Procure orientação médica se você percebe sono incontrolável durante o dia, ronco acompanhado de pausas na respiração, despertares frequentes, queda importante de memória ou concentração, irritabilidade persistente ou necessidade crescente de estimulantes para funcionar. Se a sonolência surgiu de forma repentina ou veio acompanhada de outros sintomas neurológicos, a avaliação deve ser ainda mais breve.

Enquanto busca atendimento, evite dirigir quando estiver sonolento. Café, música alta e ar frio podem dar uma sensação passageira de alerta, mas não corrigem a privação de sono nem tratam uma causa médica. Planejar pausas e pedir que outra pessoa dirija é uma medida de segurança, não um exagero.

Limites da escala e o valor da consulta

A Escala de Epworth depende da percepção de quem responde. Algumas pessoas normalizam o cansaço por viverem assim há anos; outras têm dificuldade de imaginar certas situações. Por isso, o resultado pode mudar conforme o momento de vida, a rotina de trabalho e até a compreensão das perguntas.

Além disso, nem todo transtorno do sono causa pontuação alta. Há pessoas com apneia que não relatam cochilos, mas têm hipertensão, ronco e sono não reparador. Há também quem marque pontuação elevada devido a uma fase de privação de sono, sem apresentar uma doença do sono. O questionário é útil justamente quando faz parte de uma conversa clínica completa.

Em uma consulta, o especialista avalia hábitos de sono, horários, uso de substâncias e medicamentos, histórico de saúde, sintomas noturnos e impacto na vida diária. Quando necessário, a investigação pode incluir diário do sono, exames laboratoriais ou polissonografia. Na Clínica do Sono, essa avaliação é conduzida de forma individualizada, para que o tratamento responda à causa do problema e não apenas ao sintoma.

Como se preparar para levar o resultado ao médico

Anote a pontuação total e, se possível, guarde as respostas de cada situação. Durante uma ou duas semanas, observar horários de dormir e acordar, despertares, cochilos, consumo de café e uso de medicamentos também pode ajudar. Se alguém dorme no mesmo ambiente, vale perguntar sobre ronco, pausas respiratórias ou movimentos durante a noite.
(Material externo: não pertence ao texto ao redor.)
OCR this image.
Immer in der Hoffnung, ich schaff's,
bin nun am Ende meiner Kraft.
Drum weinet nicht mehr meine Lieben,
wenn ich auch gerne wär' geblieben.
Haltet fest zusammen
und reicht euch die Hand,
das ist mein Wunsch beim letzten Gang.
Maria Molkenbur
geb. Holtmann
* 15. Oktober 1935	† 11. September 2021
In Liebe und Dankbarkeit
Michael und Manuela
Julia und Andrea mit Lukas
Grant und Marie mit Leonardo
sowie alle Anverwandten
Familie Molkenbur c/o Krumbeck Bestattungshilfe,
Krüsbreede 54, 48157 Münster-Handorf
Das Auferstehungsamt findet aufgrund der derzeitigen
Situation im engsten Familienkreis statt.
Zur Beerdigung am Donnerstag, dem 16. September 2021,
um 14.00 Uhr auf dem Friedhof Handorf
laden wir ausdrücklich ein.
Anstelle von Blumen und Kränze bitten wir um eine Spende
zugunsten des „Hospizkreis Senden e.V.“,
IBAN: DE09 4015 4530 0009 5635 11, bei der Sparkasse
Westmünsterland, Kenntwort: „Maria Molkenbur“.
Não tente “melhorar” o resultado antes da consulta omitindo hábitos ou reduzindo respostas. O objetivo não é alcançar uma nota ideal. É entender por que o sono não está restaurando sua disposição, sua segurança e sua qualidade de vida.

Se a sonolência está ocupando espaço no seu trabalho, no convívio com a família ou no caminho para casa, ela merece ser ouvida. Um cuidado especializado pode ajudar você a voltar a viver o dia com mais presença e a noite com o descanso que seu corpo precisa.